Putin warns EU leaders on Ukraine gas debt, European supplies: Kremlin
MOSCOW - Agence France-Presse
Russian President Vladimir Putin gestures while speaking during a meeting with the People's Front activists in the Novo-Ogaryovo residence outside Moscow on Thursday, April 10, 2014. AP PhotoPresident Vladimir Putin on Thursday sent a letter to EU leaders, expressing his "extreme concern" over Ukraine's debt for Russian gas and warning them that supplies to Europe may be affected, his spokesman said.
"Indeed, such a letter signed by Putin was today delivered to heads of state of Eastern and Western Europe through diplomatic channels," Putin's spokesman Dmitry Peskov told the state RIA Novosti news agency.
"Putin expresses extreme concern over the critical situation around Ukraine's debt and supplies of Russian gas related to it," Peskov said.
The letter, sent after a government meeting on Wednesday, contains a number of proposals on how to settle the situation, Peskov said.

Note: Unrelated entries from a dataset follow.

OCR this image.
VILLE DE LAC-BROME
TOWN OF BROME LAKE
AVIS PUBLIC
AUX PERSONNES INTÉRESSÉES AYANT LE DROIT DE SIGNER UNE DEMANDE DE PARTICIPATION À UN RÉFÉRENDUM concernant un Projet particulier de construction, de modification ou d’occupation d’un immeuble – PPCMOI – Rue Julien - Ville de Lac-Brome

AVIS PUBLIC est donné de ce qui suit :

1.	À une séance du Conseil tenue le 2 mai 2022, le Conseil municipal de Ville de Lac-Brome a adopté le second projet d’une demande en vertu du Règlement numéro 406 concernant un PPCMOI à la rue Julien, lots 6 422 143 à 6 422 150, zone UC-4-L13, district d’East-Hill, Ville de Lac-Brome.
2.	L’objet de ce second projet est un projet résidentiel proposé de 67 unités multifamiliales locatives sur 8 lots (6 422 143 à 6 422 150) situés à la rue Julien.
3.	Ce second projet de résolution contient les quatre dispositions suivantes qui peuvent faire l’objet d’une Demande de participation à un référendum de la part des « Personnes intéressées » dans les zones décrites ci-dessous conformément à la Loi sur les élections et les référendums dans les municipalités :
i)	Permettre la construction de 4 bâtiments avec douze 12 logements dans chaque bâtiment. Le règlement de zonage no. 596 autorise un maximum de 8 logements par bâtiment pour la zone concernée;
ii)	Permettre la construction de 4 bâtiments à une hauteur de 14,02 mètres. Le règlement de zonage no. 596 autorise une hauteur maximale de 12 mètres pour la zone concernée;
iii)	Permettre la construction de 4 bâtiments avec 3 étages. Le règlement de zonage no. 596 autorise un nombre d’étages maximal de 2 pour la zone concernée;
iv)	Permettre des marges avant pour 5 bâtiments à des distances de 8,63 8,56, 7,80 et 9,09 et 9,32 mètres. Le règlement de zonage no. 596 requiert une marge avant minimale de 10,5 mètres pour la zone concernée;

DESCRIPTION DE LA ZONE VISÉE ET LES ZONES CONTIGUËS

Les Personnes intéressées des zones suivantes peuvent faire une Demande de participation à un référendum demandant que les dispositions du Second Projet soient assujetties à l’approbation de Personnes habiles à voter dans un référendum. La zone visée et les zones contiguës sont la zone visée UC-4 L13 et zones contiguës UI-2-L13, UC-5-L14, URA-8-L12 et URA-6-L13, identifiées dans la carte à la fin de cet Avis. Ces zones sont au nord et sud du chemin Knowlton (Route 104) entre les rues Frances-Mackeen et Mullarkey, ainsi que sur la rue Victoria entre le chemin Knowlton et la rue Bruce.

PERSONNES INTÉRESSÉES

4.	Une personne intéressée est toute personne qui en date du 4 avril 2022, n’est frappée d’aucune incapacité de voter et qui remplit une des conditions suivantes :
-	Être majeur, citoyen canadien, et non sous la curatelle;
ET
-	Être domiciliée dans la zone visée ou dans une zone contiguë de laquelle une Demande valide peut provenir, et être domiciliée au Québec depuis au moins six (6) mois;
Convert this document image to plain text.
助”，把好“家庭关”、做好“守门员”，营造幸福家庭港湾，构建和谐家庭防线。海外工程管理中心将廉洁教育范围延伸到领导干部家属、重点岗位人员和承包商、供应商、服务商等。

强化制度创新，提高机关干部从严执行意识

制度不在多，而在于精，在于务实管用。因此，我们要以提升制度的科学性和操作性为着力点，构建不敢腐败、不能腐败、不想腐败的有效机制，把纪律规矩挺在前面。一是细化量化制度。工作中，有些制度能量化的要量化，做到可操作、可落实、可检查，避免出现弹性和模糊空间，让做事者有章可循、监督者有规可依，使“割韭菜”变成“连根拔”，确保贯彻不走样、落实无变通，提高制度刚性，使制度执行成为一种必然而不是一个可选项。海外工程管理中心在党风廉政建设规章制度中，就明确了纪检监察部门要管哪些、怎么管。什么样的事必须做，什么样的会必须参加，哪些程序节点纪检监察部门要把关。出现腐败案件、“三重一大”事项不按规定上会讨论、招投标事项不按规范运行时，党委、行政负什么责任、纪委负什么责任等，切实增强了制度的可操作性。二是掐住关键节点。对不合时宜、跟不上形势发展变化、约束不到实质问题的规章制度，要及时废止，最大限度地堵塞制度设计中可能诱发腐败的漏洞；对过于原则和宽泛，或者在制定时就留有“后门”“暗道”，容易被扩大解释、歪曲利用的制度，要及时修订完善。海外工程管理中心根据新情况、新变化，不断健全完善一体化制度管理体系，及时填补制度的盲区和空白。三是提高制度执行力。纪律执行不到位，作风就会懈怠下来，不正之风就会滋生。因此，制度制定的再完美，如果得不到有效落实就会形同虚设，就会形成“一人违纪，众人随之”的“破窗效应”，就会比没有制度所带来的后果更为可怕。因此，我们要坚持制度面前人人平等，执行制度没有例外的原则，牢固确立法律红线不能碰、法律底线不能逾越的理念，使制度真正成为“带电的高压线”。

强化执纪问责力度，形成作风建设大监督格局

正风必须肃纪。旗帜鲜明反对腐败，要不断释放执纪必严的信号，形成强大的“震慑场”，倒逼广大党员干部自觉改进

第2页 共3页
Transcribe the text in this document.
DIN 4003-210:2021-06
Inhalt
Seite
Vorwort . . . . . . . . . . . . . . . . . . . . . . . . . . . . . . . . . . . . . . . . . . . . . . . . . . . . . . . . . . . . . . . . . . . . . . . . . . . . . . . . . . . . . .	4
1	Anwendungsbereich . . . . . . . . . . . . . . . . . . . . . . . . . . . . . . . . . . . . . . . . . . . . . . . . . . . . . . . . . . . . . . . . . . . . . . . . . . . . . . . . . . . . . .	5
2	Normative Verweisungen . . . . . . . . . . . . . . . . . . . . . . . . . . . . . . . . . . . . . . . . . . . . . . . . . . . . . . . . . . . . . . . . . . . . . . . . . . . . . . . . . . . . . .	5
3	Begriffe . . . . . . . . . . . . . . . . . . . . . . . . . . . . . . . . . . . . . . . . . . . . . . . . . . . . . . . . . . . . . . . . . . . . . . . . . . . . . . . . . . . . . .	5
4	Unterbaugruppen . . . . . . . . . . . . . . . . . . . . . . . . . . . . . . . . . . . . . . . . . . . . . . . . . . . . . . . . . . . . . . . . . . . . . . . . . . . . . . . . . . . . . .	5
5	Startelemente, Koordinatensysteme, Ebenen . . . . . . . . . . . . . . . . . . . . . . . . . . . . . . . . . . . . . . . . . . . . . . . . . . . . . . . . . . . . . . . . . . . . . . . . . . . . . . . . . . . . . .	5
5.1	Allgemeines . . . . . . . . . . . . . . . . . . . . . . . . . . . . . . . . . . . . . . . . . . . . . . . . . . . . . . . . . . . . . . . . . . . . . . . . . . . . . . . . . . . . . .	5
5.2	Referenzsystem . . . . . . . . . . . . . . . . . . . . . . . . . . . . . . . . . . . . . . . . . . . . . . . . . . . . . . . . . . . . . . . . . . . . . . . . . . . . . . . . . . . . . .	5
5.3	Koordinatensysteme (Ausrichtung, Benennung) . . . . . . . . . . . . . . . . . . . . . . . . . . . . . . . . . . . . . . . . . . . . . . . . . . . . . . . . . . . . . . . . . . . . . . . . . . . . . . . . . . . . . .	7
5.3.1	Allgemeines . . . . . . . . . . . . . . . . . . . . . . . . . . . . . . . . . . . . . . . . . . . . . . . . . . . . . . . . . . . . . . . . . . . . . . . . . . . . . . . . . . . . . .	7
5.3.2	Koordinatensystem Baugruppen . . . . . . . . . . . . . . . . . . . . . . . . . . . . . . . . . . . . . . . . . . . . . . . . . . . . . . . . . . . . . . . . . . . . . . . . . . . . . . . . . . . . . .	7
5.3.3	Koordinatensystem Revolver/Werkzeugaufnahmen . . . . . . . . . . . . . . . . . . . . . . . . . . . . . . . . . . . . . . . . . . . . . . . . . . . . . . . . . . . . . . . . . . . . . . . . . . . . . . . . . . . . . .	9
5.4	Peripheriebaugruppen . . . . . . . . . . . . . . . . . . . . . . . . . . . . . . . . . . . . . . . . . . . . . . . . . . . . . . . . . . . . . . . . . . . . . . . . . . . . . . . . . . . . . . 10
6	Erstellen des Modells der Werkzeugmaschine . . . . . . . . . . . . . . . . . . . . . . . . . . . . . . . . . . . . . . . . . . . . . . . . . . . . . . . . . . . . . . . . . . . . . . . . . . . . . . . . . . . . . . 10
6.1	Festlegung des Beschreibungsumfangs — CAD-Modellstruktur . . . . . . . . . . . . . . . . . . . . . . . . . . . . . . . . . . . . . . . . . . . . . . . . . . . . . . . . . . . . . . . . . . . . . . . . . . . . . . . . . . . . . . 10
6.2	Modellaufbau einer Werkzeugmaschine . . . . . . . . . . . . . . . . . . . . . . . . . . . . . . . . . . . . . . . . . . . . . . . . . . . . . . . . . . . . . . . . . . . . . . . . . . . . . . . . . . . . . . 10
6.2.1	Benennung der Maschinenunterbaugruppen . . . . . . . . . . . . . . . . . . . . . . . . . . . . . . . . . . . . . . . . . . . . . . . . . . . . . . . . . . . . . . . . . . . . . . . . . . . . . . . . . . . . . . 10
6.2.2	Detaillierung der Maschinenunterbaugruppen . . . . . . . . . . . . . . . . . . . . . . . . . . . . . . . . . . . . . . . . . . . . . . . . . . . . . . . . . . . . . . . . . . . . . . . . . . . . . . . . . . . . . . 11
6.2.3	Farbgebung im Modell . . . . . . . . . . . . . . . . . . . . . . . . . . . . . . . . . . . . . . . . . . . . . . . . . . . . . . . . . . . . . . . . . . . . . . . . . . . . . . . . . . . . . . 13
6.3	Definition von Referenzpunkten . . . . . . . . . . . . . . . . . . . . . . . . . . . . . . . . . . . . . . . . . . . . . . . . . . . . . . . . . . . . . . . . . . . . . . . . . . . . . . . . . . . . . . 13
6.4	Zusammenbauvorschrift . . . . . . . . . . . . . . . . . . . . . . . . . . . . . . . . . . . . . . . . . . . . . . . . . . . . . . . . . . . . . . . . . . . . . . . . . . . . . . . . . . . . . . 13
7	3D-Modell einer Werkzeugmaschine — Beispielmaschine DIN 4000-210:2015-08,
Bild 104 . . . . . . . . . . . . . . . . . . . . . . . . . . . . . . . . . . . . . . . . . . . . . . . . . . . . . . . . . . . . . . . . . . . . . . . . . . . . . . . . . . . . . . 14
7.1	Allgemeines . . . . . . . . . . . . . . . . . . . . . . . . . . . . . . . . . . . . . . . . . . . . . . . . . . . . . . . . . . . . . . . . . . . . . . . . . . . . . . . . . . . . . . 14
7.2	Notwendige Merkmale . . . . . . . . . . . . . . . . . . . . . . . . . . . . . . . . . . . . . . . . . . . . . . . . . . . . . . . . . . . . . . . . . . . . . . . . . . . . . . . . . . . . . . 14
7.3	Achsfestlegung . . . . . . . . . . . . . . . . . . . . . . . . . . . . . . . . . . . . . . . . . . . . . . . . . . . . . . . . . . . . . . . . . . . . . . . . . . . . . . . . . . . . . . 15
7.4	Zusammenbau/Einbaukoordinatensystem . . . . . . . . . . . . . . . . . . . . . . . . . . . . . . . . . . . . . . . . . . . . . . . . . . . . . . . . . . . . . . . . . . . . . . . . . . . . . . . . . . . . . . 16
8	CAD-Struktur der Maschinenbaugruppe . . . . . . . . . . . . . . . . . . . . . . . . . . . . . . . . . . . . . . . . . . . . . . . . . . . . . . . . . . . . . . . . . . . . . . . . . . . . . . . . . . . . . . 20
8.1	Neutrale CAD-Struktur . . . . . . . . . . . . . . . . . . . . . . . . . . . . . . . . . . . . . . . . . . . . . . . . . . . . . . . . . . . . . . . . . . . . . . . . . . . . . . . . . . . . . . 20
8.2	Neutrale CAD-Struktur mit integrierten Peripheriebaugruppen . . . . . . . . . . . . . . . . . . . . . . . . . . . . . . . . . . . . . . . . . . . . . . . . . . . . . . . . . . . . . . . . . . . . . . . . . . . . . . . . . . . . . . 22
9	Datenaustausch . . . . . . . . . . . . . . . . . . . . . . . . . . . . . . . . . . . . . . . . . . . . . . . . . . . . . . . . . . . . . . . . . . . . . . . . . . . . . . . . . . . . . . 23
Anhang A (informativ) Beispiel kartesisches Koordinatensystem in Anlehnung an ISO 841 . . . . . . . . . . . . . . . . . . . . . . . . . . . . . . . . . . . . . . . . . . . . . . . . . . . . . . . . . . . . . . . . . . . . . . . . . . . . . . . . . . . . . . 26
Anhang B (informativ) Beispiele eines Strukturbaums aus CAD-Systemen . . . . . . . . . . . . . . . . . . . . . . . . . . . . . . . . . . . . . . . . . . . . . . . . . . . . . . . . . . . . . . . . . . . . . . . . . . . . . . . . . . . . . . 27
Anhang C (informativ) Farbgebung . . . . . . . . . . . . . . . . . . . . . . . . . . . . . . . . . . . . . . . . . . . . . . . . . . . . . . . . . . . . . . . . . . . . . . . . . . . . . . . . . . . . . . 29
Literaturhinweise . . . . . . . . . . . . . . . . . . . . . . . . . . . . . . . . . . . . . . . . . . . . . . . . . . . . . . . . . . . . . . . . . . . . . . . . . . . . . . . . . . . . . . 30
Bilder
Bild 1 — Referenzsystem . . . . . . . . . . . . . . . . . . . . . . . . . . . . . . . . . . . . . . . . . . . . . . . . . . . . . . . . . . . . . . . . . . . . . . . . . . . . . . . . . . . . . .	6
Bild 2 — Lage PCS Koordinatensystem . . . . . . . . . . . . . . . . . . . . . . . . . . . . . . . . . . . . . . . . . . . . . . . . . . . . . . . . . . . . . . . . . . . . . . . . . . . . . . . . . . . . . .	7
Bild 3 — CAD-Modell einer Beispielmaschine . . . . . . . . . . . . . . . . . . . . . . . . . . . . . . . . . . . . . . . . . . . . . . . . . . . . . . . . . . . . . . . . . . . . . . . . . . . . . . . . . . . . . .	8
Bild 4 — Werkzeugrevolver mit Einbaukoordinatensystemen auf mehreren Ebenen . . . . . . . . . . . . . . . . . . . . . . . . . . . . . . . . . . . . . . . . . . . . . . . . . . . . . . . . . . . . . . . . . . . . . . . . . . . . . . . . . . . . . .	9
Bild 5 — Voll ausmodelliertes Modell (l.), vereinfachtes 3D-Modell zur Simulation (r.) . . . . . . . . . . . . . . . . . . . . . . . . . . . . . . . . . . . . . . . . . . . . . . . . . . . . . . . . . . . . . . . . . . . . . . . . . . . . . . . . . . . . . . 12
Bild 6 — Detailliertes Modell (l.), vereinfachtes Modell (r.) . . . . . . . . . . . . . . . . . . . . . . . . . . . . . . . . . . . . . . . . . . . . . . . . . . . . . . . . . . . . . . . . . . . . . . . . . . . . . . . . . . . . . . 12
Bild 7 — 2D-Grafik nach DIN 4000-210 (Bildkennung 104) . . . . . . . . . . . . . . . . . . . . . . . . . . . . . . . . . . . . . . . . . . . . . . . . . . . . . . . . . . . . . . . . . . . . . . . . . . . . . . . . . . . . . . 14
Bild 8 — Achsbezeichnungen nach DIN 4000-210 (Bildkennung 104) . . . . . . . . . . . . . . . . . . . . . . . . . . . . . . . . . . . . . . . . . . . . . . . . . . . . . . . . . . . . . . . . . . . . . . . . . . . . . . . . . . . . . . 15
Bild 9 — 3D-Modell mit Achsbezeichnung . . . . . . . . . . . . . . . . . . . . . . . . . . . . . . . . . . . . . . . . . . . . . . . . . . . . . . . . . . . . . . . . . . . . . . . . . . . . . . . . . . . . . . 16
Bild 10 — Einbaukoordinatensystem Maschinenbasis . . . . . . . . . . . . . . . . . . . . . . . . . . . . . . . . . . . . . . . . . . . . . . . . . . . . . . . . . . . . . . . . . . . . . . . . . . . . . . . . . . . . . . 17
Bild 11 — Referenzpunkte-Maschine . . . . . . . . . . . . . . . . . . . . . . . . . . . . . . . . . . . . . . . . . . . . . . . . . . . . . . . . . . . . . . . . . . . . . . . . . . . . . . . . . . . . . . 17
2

"The proposals are aimed at taking urgent measures, since (a solution to) the situation cannot be delayed," he said, declining to be more specific.
The Interfax news agency, citing Peskov, said Putin had proposed "dialogue mechanisms to urgently discuss the situation."
"The complicated situation indeed may negatively affect the transit of Russian gas via Ukraine," Peskov was quoted as saying.
Putin on Wednesday warned that Russia may begin requiring advance payment for natural gas from Ukraine, which has accrued $2.2 billion in unpaid energy bills, according to Russian natural gas giant Gazprom.
He added that it was "strange" that EU countries, while supporting the new authorities in Kiev "are doing nothing to support Ukraine."
"This situation cannot last indefinitely," he has said.
Earlier this month, Gazprom announced it was raising the price of gas exports to Ukraine by more than a third, scrapping a previous discount amid soaring political tensions between the two ex-Soviet countries.
Ukraine now has to pay $485 dollars for 1,000 cubic metres of gas, the highest price of any of Gazprom's clients in Europe.
End-of-the-year haggling over energy prices has become a familiar problem in ties between Russia and Ukraine, with Moscow cutting natural gas to Ukraine and disrupting transit supplies to Europe in the past.
Ukraine maintains that Russia is punishing Ukraine for its Western ambitions and has threatened to take Moscow to court.